Trump’s address was peppered with comments that the media simply could not ignore – and neither could senior politicians in Mexico. The interior minister, Miguel Ángel Osorio Chong, dismissed Trump’s remarks as “prejudiced and absurd”, while the foreign minister, José Antonio Meade, said they reflected “profound ignorance” of the contribution migrants have made to the US and its economy. Camacho said that Trump was not much of a businessman if he could not add up that he would lose the entire Latino vote as a result of his comments, adding that many Mexicans “risk their lives contributing to the growth of the [US] economy…and for the most part are law abiding”.

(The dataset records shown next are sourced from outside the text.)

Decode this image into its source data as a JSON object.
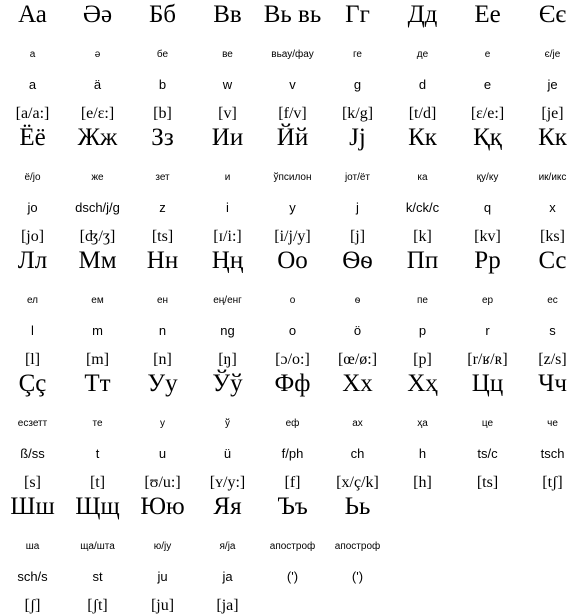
{
  "table": {
    "columns": 9,
    "rows": 5,
    "cells": [
      [
        {
          "letter": "Аа",
          "name": "а",
          "translit": "a",
          "ipa": "[a/a:]"
        },
        {
          "letter": "Әә",
          "name": "ә",
          "translit": "ä",
          "ipa": "[e/ɛ:]"
        },
        {
          "letter": "Бб",
          "name": "бе",
          "translit": "b",
          "ipa": "[b]"
        },
        {
          "letter": "Вв",
          "name": "ве",
          "translit": "w",
          "ipa": "[v]"
        },
        {
          "letter": "Вь вь",
          "name": "вьау/фау",
          "translit": "v",
          "ipa": "[f/v]"
        },
        {
          "letter": "Гг",
          "name": "ге",
          "translit": "g",
          "ipa": "[k/g]"
        },
        {
          "letter": "Дд",
          "name": "де",
          "translit": "d",
          "ipa": "[t/d]"
        },
        {
          "letter": "Ее",
          "name": "е",
          "translit": "e",
          "ipa": "[ɛ/e:]"
        },
        {
          "letter": "Єє",
          "name": "є/je",
          "translit": "je",
          "ipa": "[je]"
        }
      ],
      [
        {
          "letter": "Ёё",
          "name": "ё/jo",
          "translit": "jo",
          "ipa": "[jo]"
        },
        {
          "letter": "Жж",
          "name": "же",
          "translit": "dsch/j/g",
          "ipa": "[ʤ/ʒ]"
        },
        {
          "letter": "Зз",
          "name": "зет",
          "translit": "z",
          "ipa": "[ts]"
        },
        {
          "letter": "Ии",
          "name": "и",
          "translit": "i",
          "ipa": "[ɪ/i:]"
        },
        {
          "letter": "Йй",
          "name": "ўпсилон",
          "translit": "y",
          "ipa": "[i/j/y]"
        },
        {
          "letter": "Јj",
          "name": "јот/ёт",
          "translit": "j",
          "ipa": "[j]"
        },
        {
          "letter": "Кк",
          "name": "ка",
          "translit": "k/ck/c",
          "ipa": "[k]"
        },
        {
          "letter": "Ққ",
          "name": "қу/ку",
          "translit": "q",
          "ipa": "[kv]"
        },
        {
          "letter": "Кк",
          "name": "ик/икс",
          "translit": "x",
          "ipa": "[ks]"
        }
      ],
      [
        {
          "letter": "Лл",
          "name": "ел",
          "translit": "l",
          "ipa": "[l]"
        },
        {
          "letter": "Мм",
          "name": "ем",
          "translit": "m",
          "ipa": "[m]"
        },
        {
          "letter": "Нн",
          "name": "ен",
          "translit": "n",
          "ipa": "[n]"
        },
        {
          "letter": "Ңң",
          "name": "ең/енг",
          "translit": "ng",
          "ipa": "[ŋ]"
        },
        {
          "letter": "Оо",
          "name": "о",
          "translit": "o",
          "ipa": "[ɔ/o:]"
        },
        {
          "letter": "Ѳѳ",
          "name": "ѳ",
          "translit": "ö",
          "ipa": "[œ/ø:]"
        },
        {
          "letter": "Пп",
          "name": "пе",
          "translit": "p",
          "ipa": "[p]"
        },
        {
          "letter": "Рр",
          "name": "ер",
          "translit": "r",
          "ipa": "[r/ʁ/ʀ]"
        },
        {
          "letter": "Сс",
          "name": "ес",
          "translit": "s",
          "ipa": "[z/s]"
        }
      ],
      [
        {
          "letter": "Çç",
          "name": "есзетт",
          "translit": "ß/ss",
          "ipa": "[s]"
        },
        {
          "letter": "Тт",
          "name": "те",
          "translit": "t",
          "ipa": "[t]"
        },
        {
          "letter": "Уу",
          "name": "у",
          "translit": "u",
          "ipa": "[ʊ/u:]"
        },
        {
          "letter": "Ўў",
          "name": "ў",
          "translit": "ü",
          "ipa": "[ʏ/y:]"
        },
        {
          "letter": "Фф",
          "name": "еф",
          "translit": "f/ph",
          "ipa": "[f]"
        },
        {
          "letter": "Хх",
          "name": "ах",
          "translit": "ch",
          "ipa": "[x/ç/k]"
        },
        {
          "letter": "Хҳ",
          "name": "ҳа",
          "translit": "h",
          "ipa": "[h]"
        },
        {
          "letter": "Цц",
          "name": "це",
          "translit": "ts/c",
          "ipa": "[ts]"
        },
        {
          "letter": "Чч",
          "name": "че",
          "translit": "tsch",
          "ipa": "[tʃ]"
        }
      ],
      [
        {
          "letter": "Шш",
          "name": "ша",
          "translit": "sch/s",
          "ipa": "[ʃ]"
        },
        {
          "letter": "Щщ",
          "name": "ща/шта",
          "translit": "st",
          "ipa": "[ʃt]"
        },
        {
          "letter": "Юю",
          "name": "ю/jy",
          "translit": "ju",
          "ipa": "[ju]"
        },
        {
          "letter": "Яя",
          "name": "я/ja",
          "translit": "ja",
          "ipa": "[ja]"
        },
        {
          "letter": "Ъъ",
          "name": "апостроф",
          "translit": "(')",
          "ipa": ""
        },
        {
          "letter": "Ьь",
          "name": "апостроф",
          "translit": "(')",
          "ipa": ""
        },
        {
          "letter": "",
          "name": "",
          "translit": "",
          "ipa": ""
        },
        {
          "letter": "",
          "name": "",
          "translit": "",
          "ipa": ""
        },
        {
          "letter": "",
          "name": "",
          "translit": "",
          "ipa": ""
        }
      ]
    ]
  },
  "colors": {
    "background": "#ffffff",
    "text": "#000000"
  }
}
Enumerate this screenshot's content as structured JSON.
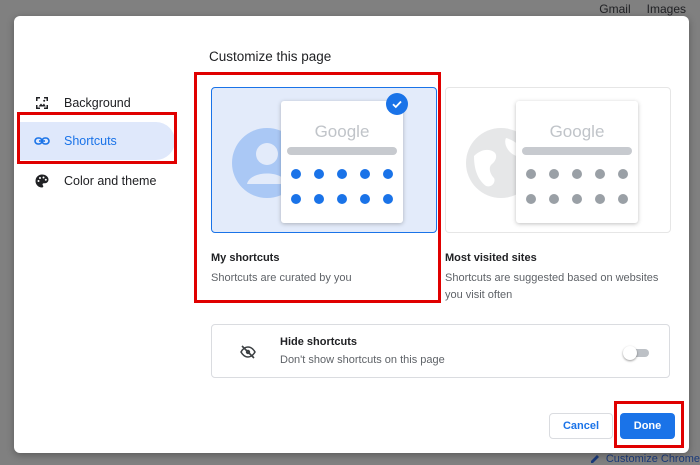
{
  "background_page": {
    "top_links": [
      "Gmail",
      "Images"
    ],
    "customize_label": "Customize Chrome"
  },
  "dialog": {
    "title": "Customize this page",
    "sidebar": {
      "items": [
        {
          "label": "Background",
          "icon": "background-image-icon",
          "active": false
        },
        {
          "label": "Shortcuts",
          "icon": "link-icon",
          "active": true
        },
        {
          "label": "Color and theme",
          "icon": "palette-icon",
          "active": false
        }
      ]
    },
    "options": [
      {
        "label": "My shortcuts",
        "description": "Shortcuts are curated by you",
        "selected": true,
        "preview_logo": "Google"
      },
      {
        "label": "Most visited sites",
        "description_line1": "Shortcuts are suggested based on websites",
        "description_line2": "you visit often",
        "selected": false,
        "preview_logo": "Google"
      }
    ],
    "hide_shortcuts": {
      "title": "Hide shortcuts",
      "description": "Don't show shortcuts on this page",
      "enabled": false
    },
    "buttons": {
      "cancel": "Cancel",
      "done": "Done"
    }
  },
  "colors": {
    "accent": "#1a73e8",
    "selected_bg": "#e3ebfa",
    "annotation": "#e00000"
  }
}
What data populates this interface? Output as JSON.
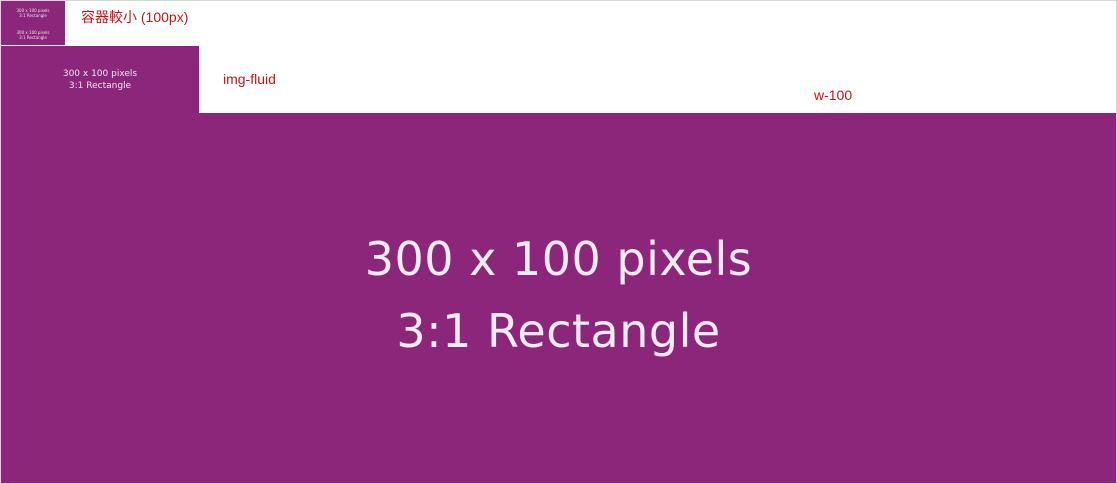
{
  "image": {
    "line1": "300 x 100 pixels",
    "line2": "3:1 Rectangle",
    "background_color": "#8b267b",
    "text_color": "#ece6ee"
  },
  "captions": {
    "small_container": "容器較小 (100px)",
    "img_fluid": "img-fluid",
    "w_100": "w-100",
    "color": "#d01010"
  }
}
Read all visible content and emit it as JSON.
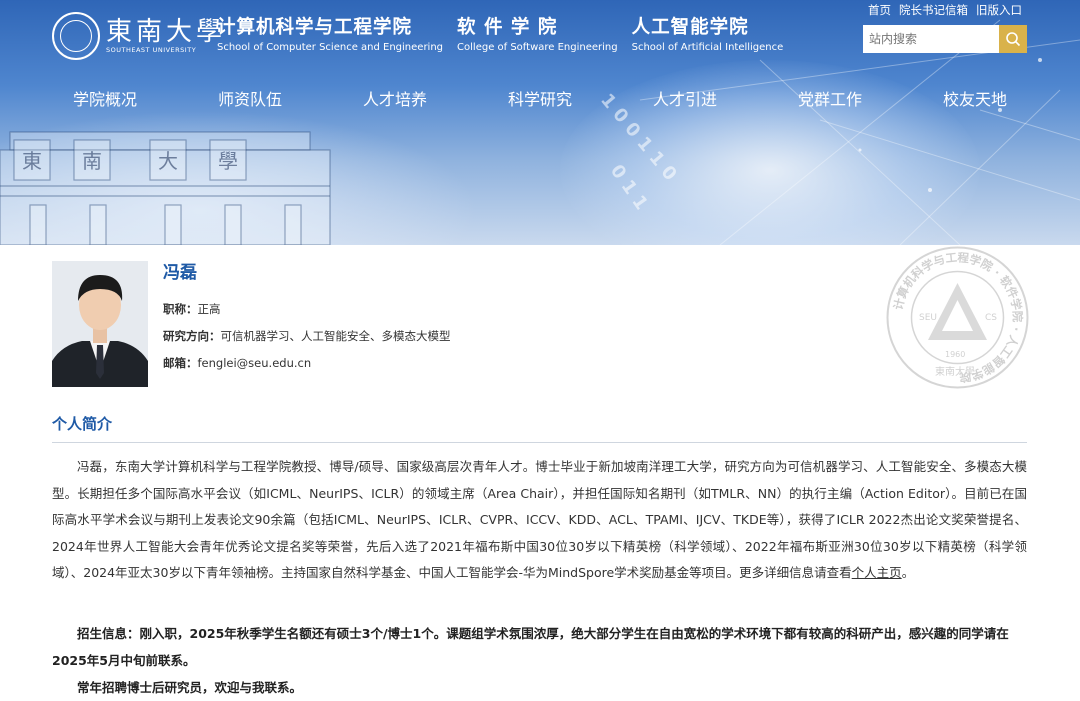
{
  "header": {
    "university_cn": "東南大學",
    "university_en": "SOUTHEAST UNIVERSITY",
    "schools": [
      {
        "cn": "计算机科学与工程学院",
        "en": "School of Computer Science and Engineering"
      },
      {
        "cn": "软 件 学 院",
        "en": "College of Software Engineering"
      },
      {
        "cn": "人工智能学院",
        "en": "School of Artificial Intelligence"
      }
    ],
    "top_links": [
      "首页",
      "院长书记信箱",
      "旧版入口"
    ],
    "search_placeholder": "站内搜索",
    "gate_chars": [
      "東",
      "南",
      "大",
      "學"
    ]
  },
  "nav": [
    "学院概况",
    "师资队伍",
    "人才培养",
    "科学研究",
    "人才引进",
    "党群工作",
    "校友天地"
  ],
  "emblem": {
    "ring_text": "计算机科学与工程学院 · 软件学院 · 人工智能学院",
    "left": "SEU",
    "right": "CS",
    "year": "1960",
    "bottom": "東南大學"
  },
  "profile": {
    "name": "冯磊",
    "title_label": "职称：",
    "title": "正高",
    "research_label": "研究方向：",
    "research": "可信机器学习、人工智能安全、多模态大模型",
    "email_label": "邮箱：",
    "email": "fenglei@seu.edu.cn"
  },
  "section_title": "个人简介",
  "bio": {
    "text": "冯磊，东南大学计算机科学与工程学院教授、博导/硕导、国家级高层次青年人才。博士毕业于新加坡南洋理工大学，研究方向为可信机器学习、人工智能安全、多模态大模型。长期担任多个国际高水平会议（如ICML、NeurIPS、ICLR）的领域主席（Area Chair），并担任国际知名期刊（如TMLR、NN）的执行主编（Action Editor）。目前已在国际高水平学术会议与期刊上发表论文90余篇（包括ICML、NeurIPS、ICLR、CVPR、ICCV、KDD、ACL、TPAMI、IJCV、TKDE等），获得了ICLR 2022杰出论文奖荣誉提名、2024年世界人工智能大会青年优秀论文提名奖等荣誉，先后入选了2021年福布斯中国30位30岁以下精英榜（科学领域）、2022年福布斯亚洲30位30岁以下精英榜（科学领域）、2024年亚太30岁以下青年领袖榜。主持国家自然科学基金、中国人工智能学会-华为MindSpore学术奖励基金等项目。更多详细信息请查看",
    "link": "个人主页",
    "end": "。"
  },
  "recruit": {
    "line1": "招生信息：刚入职，2025年秋季学生名额还有硕士3个/博士1个。课题组学术氛围浓厚，绝大部分学生在自由宽松的学术环境下都有较高的科研产出，感兴趣的同学请在2025年5月中旬前联系。",
    "line2": "常年招聘博士后研究员，欢迎与我联系。"
  }
}
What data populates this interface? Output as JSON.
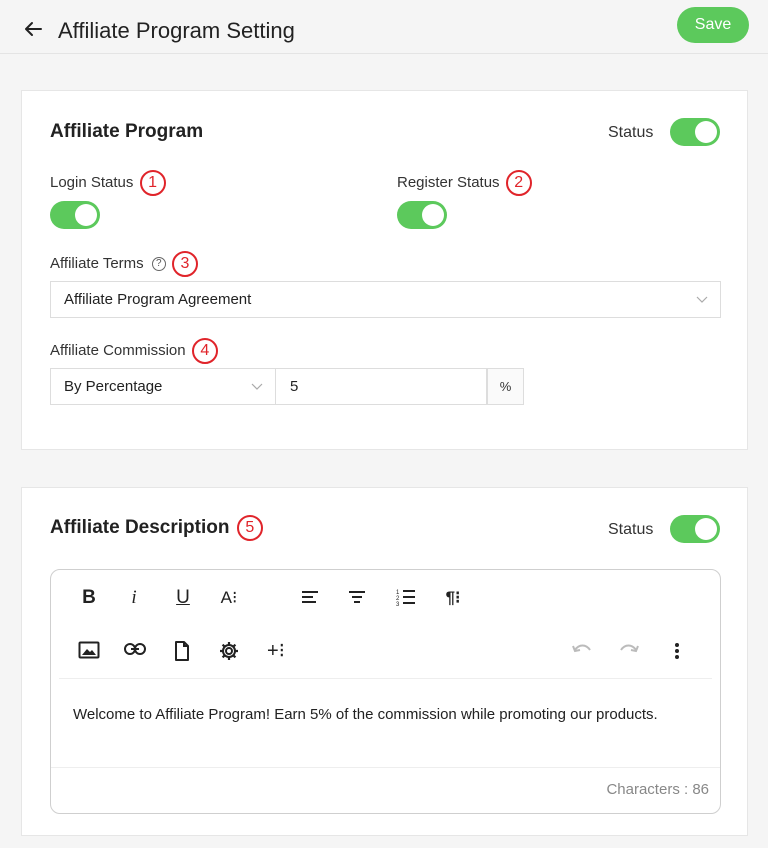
{
  "header": {
    "title": "Affiliate Program Setting",
    "save_label": "Save"
  },
  "program": {
    "title": "Affiliate Program",
    "status_label": "Status",
    "status_on": true,
    "login_status": {
      "label": "Login Status",
      "badge": "1",
      "on": true
    },
    "register_status": {
      "label": "Register Status",
      "badge": "2",
      "on": true
    },
    "terms": {
      "label": "Affiliate Terms",
      "badge": "3",
      "help": "?",
      "value": "Affiliate Program Agreement"
    },
    "commission": {
      "label": "Affiliate Commission",
      "badge": "4",
      "type": "By Percentage",
      "amount": "5",
      "unit": "%"
    }
  },
  "description": {
    "title": "Affiliate Description",
    "badge": "5",
    "status_label": "Status",
    "status_on": true,
    "toolbar": {
      "bold": "B",
      "italic": "i",
      "underline": "U",
      "font": "A⁝",
      "paragraph": "¶⁝",
      "insert": "+⁝"
    },
    "content": "Welcome to Affiliate Program! Earn 5% of the commission while promoting our products.",
    "char_label": "Characters : 86"
  },
  "colors": {
    "accent": "#5cc95c",
    "badge": "#e0242a"
  }
}
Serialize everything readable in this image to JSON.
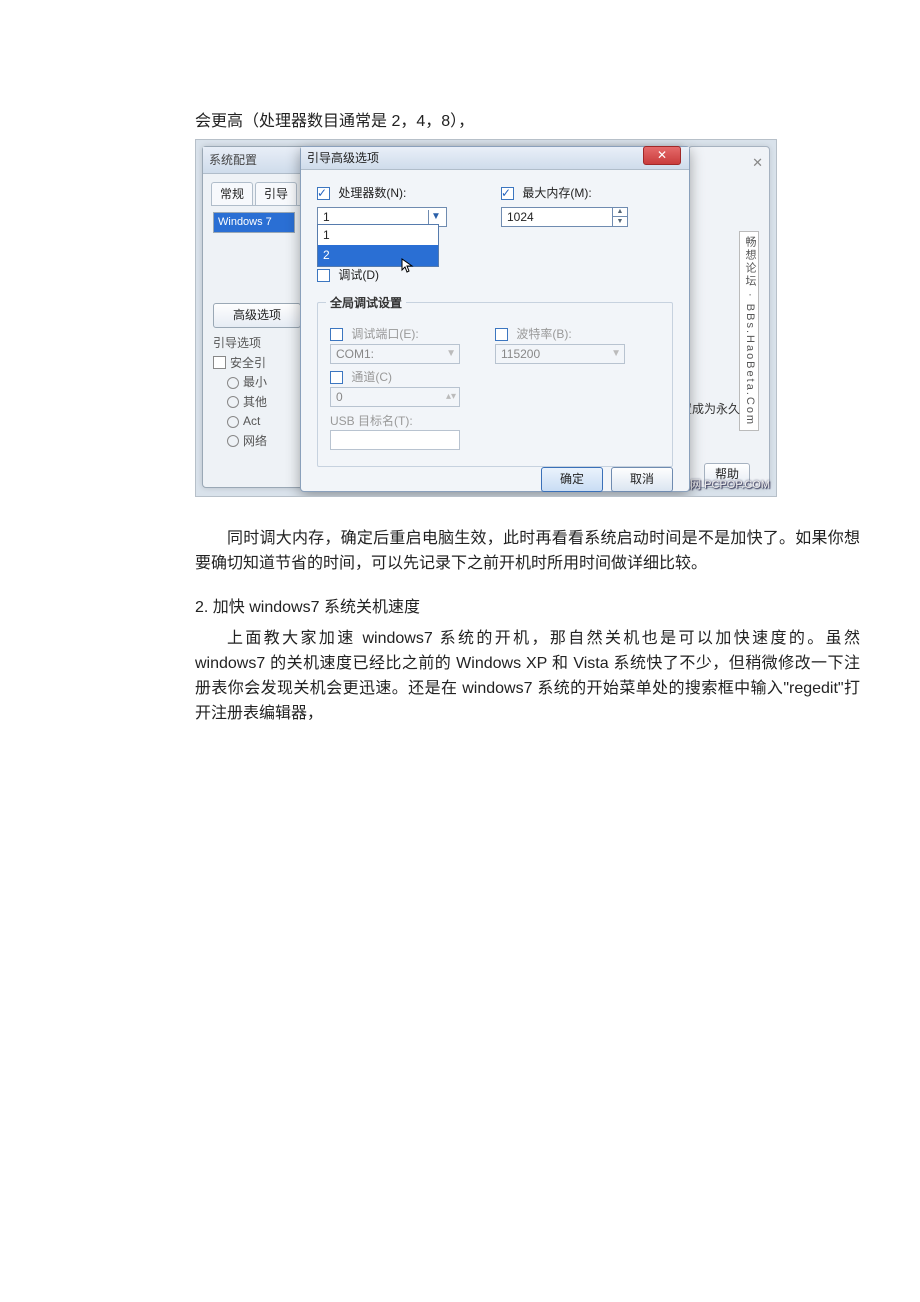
{
  "intro_top": "会更高（处理器数目通常是 2，4，8），",
  "back": {
    "title_fragment": "系统配置",
    "tab_general": "常规",
    "tab_boot": "引导",
    "list_sel": "Windows 7",
    "btn_adv": "高级选项",
    "sec_boot_opt": "引导选项",
    "chk_safe": "安全引",
    "r_min": "最小",
    "r_other": "其他",
    "r_act": "Act",
    "r_net": "网络"
  },
  "dlg": {
    "title": "引导高级选项",
    "proc_label": "处理器数(N):",
    "proc_value": "1",
    "dd_opt1": "1",
    "dd_opt2": "2",
    "mem_label": "最大内存(M):",
    "mem_value": "1024",
    "chk_debug": "调试(D)",
    "group_title": "全局调试设置",
    "port_label": "调试端口(E):",
    "port_value": "COM1:",
    "baud_label": "波特率(B):",
    "baud_value": "115200",
    "chan_label": "通道(C)",
    "chan_value": "0",
    "usb_label": "USB 目标名(T):",
    "ok": "确定",
    "cancel": "取消"
  },
  "right": {
    "x": "✕",
    "watermark": "畅想论坛 · BBs.HaoBeta.Com",
    "snippet": "设置成为永久",
    "help": "帮助",
    "footer": "泡泡网  PCPOP.COM"
  },
  "para1": "同时调大内存，确定后重启电脑生效，此时再看看系统启动时间是不是加快了。如果你想要确切知道节省的时间，可以先记录下之前开机时所用时间做详细比较。",
  "sec2_head": "2.  加快 windows7 系统关机速度",
  "para2": "上面教大家加速 windows7 系统的开机，那自然关机也是可以加快速度的。虽然 windows7 的关机速度已经比之前的 Windows XP 和 Vista 系统快了不少，但稍微修改一下注册表你会发现关机会更迅速。还是在 windows7 系统的开始菜单处的搜索框中输入\"regedit\"打开注册表编辑器，"
}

But perhaps the most eye-catching reaction was from Venezuela’s President Nicolás Maduro who branded Trump a “bandit” and a “thief”, adding that “he who messes with Mexico, messes with Venezuela”. Given that just days earlier the Venezuelan national assembly had declared Mexico’s former president Felipe Calderón (2006-2012) persona non grata for a tweet about a Venezuelan football match, as ties between the two countries have grown more tense, Trump’s comments could have the unexpected result of salving diplomatic strains.